We can train and get trained. I’m training an intern right now, for example, via email. I give him tasks, he sends them back completed, I review them and so on. With the number of questions that he asks me about every single small detail, I think all I’d be doing is answering them, if I had to do it in person.

Looking for a job is a whole new world as well. It seems like nobody cares about paper resumes and cover letters any more. We look for job offers online, we submit for them electronically and then we check out inboxes waiting for responses from potential employers. In many professions, like design, photography, videography, writing, candidates create entire websites as their resumes with work samples and links to their actual work online.

More than 70 million people on over 200 countries have their profiles on
LinkedIn.com, including executives from all Fortune 500 companies. There is Monster.com, Careerbuilder.com, and many other online job search engines. Most of the companies have their job openings posed online.

To make a sense of how to use all that cacophony of work-related technology, I talked to Allison Hemming, a founder and president of
The Hired Guns talent agency, author of “Work It!” and a career management expert who has been featured in The New York Times, The Today Show, The Wall Street Journal, New York Post, Newsday, CNN, CNBC, Good Morning America, NPR, PBS, Fortune Magazine and many other media outlets.

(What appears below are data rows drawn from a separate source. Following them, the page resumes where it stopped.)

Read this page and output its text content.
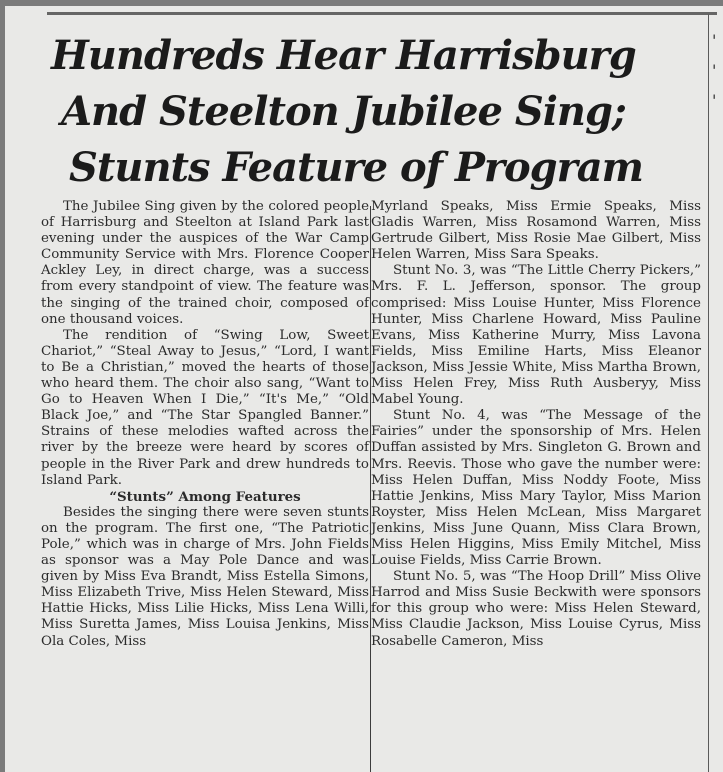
'
'
'
Hundreds Hear Harrisburg
And Steelton Jubilee Sing;
Stunts Feature of Program

The Jubilee Sing given by the colored people of Harrisburg and Steelton at Island Park last evening under the auspices of the War Camp Community Service with Mrs. Florence Cooper Ackley Ley, in direct charge, was a success from every standpoint of view. The feature was the singing of the trained choir, composed of one thousand voices.

The rendition of “Swing Low, Sweet Chariot,” “Steal Away to Jesus,” “Lord, I want to Be a Christian,” moved the hearts of those who heard them. The choir also sang, “Want to Go to Heaven When I Die,” “It's Me,” “Old Black Joe,” and “The Star Spangled Banner.” Strains of these melodies wafted across the river by the breeze were heard by scores of people in the River Park and drew hundreds to Island Park.

“Stunts” Among Features

Besides the singing there were seven stunts on the program. The first one, “The Patriotic Pole,” which was in charge of Mrs. John Fields as sponsor was a May Pole Dance and was given by Miss Eva Brandt, Miss Estella Simons, Miss Elizabeth Trive, Miss Helen Steward, Miss Hattie Hicks, Miss Lilie Hicks, Miss Lena Willi, Miss Suretta James, Miss Louisa Jenkins, Miss Ola Coles, Miss

Myrland Speaks, Miss Ermie Speaks, Miss Gladis Warren, Miss Rosamond Warren, Miss Gertrude Gilbert, Miss Rosie Mae Gilbert, Miss Helen Warren, Miss Sara Speaks.

Stunt No. 3, was “The Little Cherry Pickers,” Mrs. F. L. Jefferson, sponsor. The group comprised: Miss Louise Hunter, Miss Florence Hunter, Miss Charlene Howard, Miss Pauline Evans, Miss Katherine Murry, Miss Lavona Fields, Miss Emiline Harts, Miss Eleanor Jackson, Miss Jessie White, Miss Martha Brown, Miss Helen Frey, Miss Ruth Ausberyy, Miss Mabel Young.

Stunt No. 4, was “The Message of the Fairies” under the sponsorship of Mrs. Helen Duffan assisted by Mrs. Singleton G. Brown and Mrs. Reevis. Those who gave the number were: Miss Helen Duffan, Miss Noddy Foote, Miss Hattie Jenkins, Miss Mary Taylor, Miss Marion Royster, Miss Helen McLean, Miss Margaret Jenkins, Miss June Quann, Miss Clara Brown, Miss Helen Higgins, Miss Emily Mitchel, Miss Louise Fields, Miss Carrie Brown.

Stunt No. 5, was “The Hoop Drill” Miss Olive Harrod and Miss Susie Beckwith were sponsors for this group who were: Miss Helen Steward, Miss Claudie Jackson, Miss Louise Cyrus, Miss Rosabelle Cameron, Miss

At first she agreed that technology has changed the rules of the job hunting and hiring game: “First, it has leveled the playing field - jobs that were previously only offered through headhunters are now accessible to everyone. LinkedIn has made it perfectly okay to have your profile (a stripped down resume+bio) out there 100% of the time for all the world to see. This means you can always be looking and people can always find you. Before LinkedIn job hunters had to sneak around.” She added: “Social media and blogs have allowed individuals to elevate themselves as experts (provided that they know what they're best in the world at and understand what their personal brands). I think we'll look back at this time and see it as tremendously creative and innovative.”

But then she dropped a real bomb - despite all that growth that online job hunting has enjoyed over the last decade: “The internet only accounts for 11% of all jobs landed. 80% of all jobs are actually landed through tried-and-true networking”.

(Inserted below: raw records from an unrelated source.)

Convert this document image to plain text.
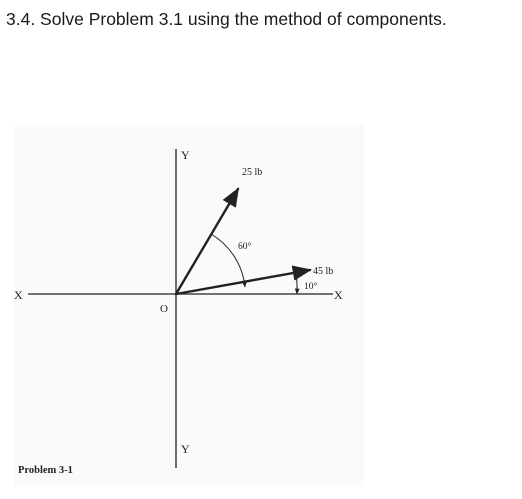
3.4. Solve Problem 3.1 using the method of components.
X	X
Y
Y
O
25 lb
60°
45 lb
10°
Problem 3-1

No stop for a second, go back and look at it.

Only 11% of jobs landed are found online.

Now that it is staring me in the eyes, I realize that it’s true. Let me give you an example. My friends lost her job in apparel merchandizing last December, right before Christmas. Realizing that nothing was going to happen over the Holidays, she took a break and then literally chained herself to her computer for weeks looking for a job. She has been sending dozens of resumes a week. And all it resulted in was in her frustration.

After 3 months of doing that, out of hundreds of resumes that she sent out, she landed one job interview, for a position that turned out to be below her professional level. She landed two other interviews though networking with her ex-colleagues and ended up accepting an offer from an organization that she worked for before her last job.

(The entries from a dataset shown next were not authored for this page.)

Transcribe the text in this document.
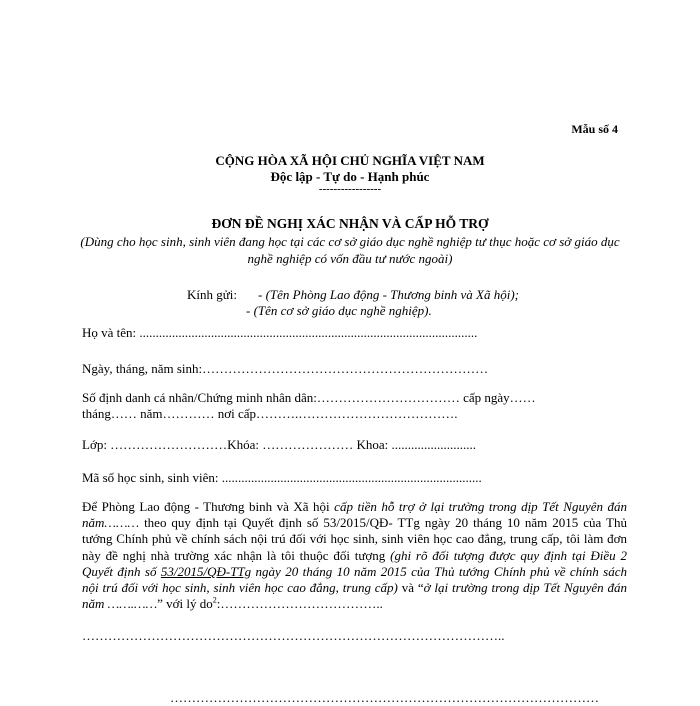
Mẫu số 4
CỘNG HÒA XÃ HỘI CHỦ NGHĨA VIỆT NAM
Độc lập - Tự do - Hạnh phúc
-----------------
ĐƠN ĐỀ NGHỊ XÁC NHẬN VÀ CẤP HỖ TRỢ
(Dùng cho học sinh, sinh viên đang học tại các cơ sở giáo dục nghề nghiệp tư thục hoặc cơ sở giáo dục nghề nghiệp có vốn đầu tư nước ngoài)
Kính gửi: - (Tên Phòng Lao động - Thương binh và Xã hội);
- (Tên cơ sở giáo dục nghề nghiệp).
Họ và tên: ........................................................................................................
Ngày, tháng, năm sinh:…………………………………………………………
Số định danh cá nhân/Chứng minh nhân dân:…………………………… cấp ngày……
tháng…… năm………… nơi cấp……….……………………………….
Lớp: ………………………Khóa: ………………… Khoa: ..........................
Mã số học sinh, sinh viên: ................................................................................
Để Phòng Lao động - Thương binh và Xã hội cấp tiền hỗ trợ ở lại trường trong dịp Tết Nguyên đán năm……… theo quy định tại Quyết định số 53/2015/QĐ- TTg ngày 20 tháng 10 năm 2015 của Thủ tướng Chính phủ về chính sách nội trú đối với học sinh, sinh viên học cao đẳng, trung cấp, tôi làm đơn này đề nghị nhà trường xác nhận là tôi thuộc đối tượng (ghi rõ đối tượng được quy định tại Điều 2 Quyết định số 53/2015/QĐ-TTg ngày 20 tháng 10 năm 2015 của Thủ tướng Chính phủ về chính sách nội trú đối với học sinh, sinh viên học cao đẳng, trung cấp) và “ở lại trường trong dịp Tết Nguyên đán năm …….……” với lý $do^2:\dots\dots\dots\dots\dots\dots\dots\dots\dots\dots\dots\dots$..
……………………………………………………………………………………..
………………………………………………………………………………………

So now why do we spend all this time working on our online profiles, surfing online job search engines, sending out resumes? According to Hemming 80% of people spend their time working the online job boards and only 10% networking.

What it leads to on the other end? Hemming describes: “Hiring managers are overwhelmed, because more people apply online than ever before, inboxes get stuffed with a lot of "noise" that isn't appropriate for the job at hand. In essence, your competition is spamming the hiring community making it harder for your great resume to get noticed”.

So what should we do? Allison puts is nice and short:

“People need to weight their time according to what's working”.